Nicolai Schultz - Alto sax, flute
Pernille Bévort - Alto sax, soprano sax
Uffe Markussen, Lars Møller - Tenor sax
Anders Gustafsson - Trumpet
Gerard Presencer - Flugelhorn
Vincent Nilsson, Peter Jensen, Steen Nikolaj Hansen - Trombone
Per Gade - Guitar
Steen Rasmussen - Piano, Rhodes
Dave Green, Kaspar Vadsholt - Bass
Charlie Watts, Søren Frost - Drums
Charlie Watts is undoubtedly best known as the drummer for the
Rolling Stones. Less recognised perhaps is his commitment to jazz
and his quality as a leader and performer in that sphere. Since the
1980s, he has led at various times a big band, a quintet and a
tentet, all to critical acclaim. For this album, he teams up with
one of Europe's finest big bands, The Danish Radio Big Band, which
Brit Gerard Presencer joined in 2009. Presencer not only plays
flugelhorn here but provides the arrangements. Also guesting on the
recording is bassist Dave Green who was a boyhood friend of Watts,
indeed a next door neighbour in their youth. With this calibre of
performer, expectations are high. The listener will not be
disappointed since there is a consistent level of excellence pretty
well throughout. There are three Rolling Stones classics from the
pen of Mick Jagger and Keith Richards, a quality standard inI Should Care, as well as a Joe Newman tune and a two part Elvin Suite, dedicated to the late, great, jazz drummer,
Elvin Jones. The latter was a consequence of Watts' collaboration
with American drummer and percussionist Jim Keltner some years ago,
known as the Charlie Watts/Jim Keltner Project. On the resulting
album, tribute was paid to a galaxy of drummers, of which Elvin
Jones was one.
There is an impressive ensemble sound from the band on Elvin Suite Part 1. David Green is typically agile on bass
while Peter Jensen makes his mark on trombone. The interaction
between musicians is noticeably fluent and exciting. There is a
segue into Elvin Suite Part 2, itself briefer than the
opening piece and featuring a robust tenor solo by Uffe Markussen.
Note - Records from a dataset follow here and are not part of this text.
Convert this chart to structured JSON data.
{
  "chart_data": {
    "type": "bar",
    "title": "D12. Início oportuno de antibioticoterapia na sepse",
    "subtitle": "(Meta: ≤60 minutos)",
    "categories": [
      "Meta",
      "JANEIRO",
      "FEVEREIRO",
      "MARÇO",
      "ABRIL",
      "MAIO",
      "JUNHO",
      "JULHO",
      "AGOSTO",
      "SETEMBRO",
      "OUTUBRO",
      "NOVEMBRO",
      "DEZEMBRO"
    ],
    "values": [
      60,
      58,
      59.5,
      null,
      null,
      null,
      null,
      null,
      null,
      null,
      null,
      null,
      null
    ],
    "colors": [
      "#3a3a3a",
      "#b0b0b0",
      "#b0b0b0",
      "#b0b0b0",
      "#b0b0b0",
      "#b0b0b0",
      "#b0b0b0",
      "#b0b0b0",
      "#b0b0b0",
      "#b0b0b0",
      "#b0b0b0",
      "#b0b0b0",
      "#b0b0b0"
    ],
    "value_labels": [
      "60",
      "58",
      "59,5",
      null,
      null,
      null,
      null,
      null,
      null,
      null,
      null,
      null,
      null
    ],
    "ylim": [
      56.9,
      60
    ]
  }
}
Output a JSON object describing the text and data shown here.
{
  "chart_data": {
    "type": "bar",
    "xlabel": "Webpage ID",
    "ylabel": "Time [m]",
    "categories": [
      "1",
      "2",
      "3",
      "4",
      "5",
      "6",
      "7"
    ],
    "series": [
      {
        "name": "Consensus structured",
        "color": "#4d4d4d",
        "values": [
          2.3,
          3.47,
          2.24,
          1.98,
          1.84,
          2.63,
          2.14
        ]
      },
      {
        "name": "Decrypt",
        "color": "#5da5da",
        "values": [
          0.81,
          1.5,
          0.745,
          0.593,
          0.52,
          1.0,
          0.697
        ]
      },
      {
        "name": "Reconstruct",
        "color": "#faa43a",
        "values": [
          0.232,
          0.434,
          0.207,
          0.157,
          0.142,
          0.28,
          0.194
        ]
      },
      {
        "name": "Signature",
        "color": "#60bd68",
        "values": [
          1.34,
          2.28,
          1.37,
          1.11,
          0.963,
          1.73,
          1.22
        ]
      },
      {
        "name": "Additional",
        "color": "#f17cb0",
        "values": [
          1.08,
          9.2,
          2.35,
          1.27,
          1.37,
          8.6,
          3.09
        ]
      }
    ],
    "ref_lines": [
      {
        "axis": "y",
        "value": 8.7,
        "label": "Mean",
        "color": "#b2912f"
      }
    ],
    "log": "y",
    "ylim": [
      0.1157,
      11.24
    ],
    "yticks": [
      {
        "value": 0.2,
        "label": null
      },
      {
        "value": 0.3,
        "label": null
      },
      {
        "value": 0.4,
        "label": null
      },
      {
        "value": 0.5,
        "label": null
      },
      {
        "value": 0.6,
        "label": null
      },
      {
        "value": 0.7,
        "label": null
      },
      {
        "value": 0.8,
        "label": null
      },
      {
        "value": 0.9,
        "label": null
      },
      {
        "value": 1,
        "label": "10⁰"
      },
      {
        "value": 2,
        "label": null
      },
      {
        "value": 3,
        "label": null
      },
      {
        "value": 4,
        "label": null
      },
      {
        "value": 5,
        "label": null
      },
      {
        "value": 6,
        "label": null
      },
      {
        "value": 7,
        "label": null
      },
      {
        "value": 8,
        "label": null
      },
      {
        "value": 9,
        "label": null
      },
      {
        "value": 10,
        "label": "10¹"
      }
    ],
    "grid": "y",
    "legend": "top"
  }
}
Needless to say, Charlie Watts and Søren Frost are right on their
game on drums. There is an enthusiastic response from the audience. Faction is, in fact, Satisfaction. Gerard
Presencer makes a flowing, intricate and swinging contribution on
flugelhorn. Lars Møller, meanwhile, is very much in the groove on
tenor. The whole theme is driven along by Green, Watts and company.
That lovely standard, I Should Care, has Presencer again
on superlative form in this appealing treatment of the ballad. The
stylish Nikolaj Hansen on trombone is a further bonus. The heyday
of the big band is evoked by soloists and orchestra alike.
Wonderful stuff. You Can't Always Get What You Want offers
energetic improvisation from Presencer and oblique and inventive
soprano sax from Pernille Bévort with the band riffing behind the
soloists. Paint It Black allows that thoughtful and
melodic guitarist Per Gade scope to demonstrate his range while
Presencer is at his intuitive best. Charlie Watts, as elsewhere,
maintains a high standard. This is a team effort, however, the band
fully playing their part. The final track, Molasses, comes
from a Woody Herman chart and is a genuine swinger. Nicolai Schultz
on alto solos, as does the rousing Vincent Nilsson on trombone.
David Green is also to the fore.
This album is an unalloyed pleasure, full of memorable moments. I
thought the Stones' tunes lent themselves very well to jazz
exploration and were in no way out of place in this setting.
Charlie Watts is to be congratulated on another successful venture,
as are the soloists and Danish Radio Big Band. Well done, everyone!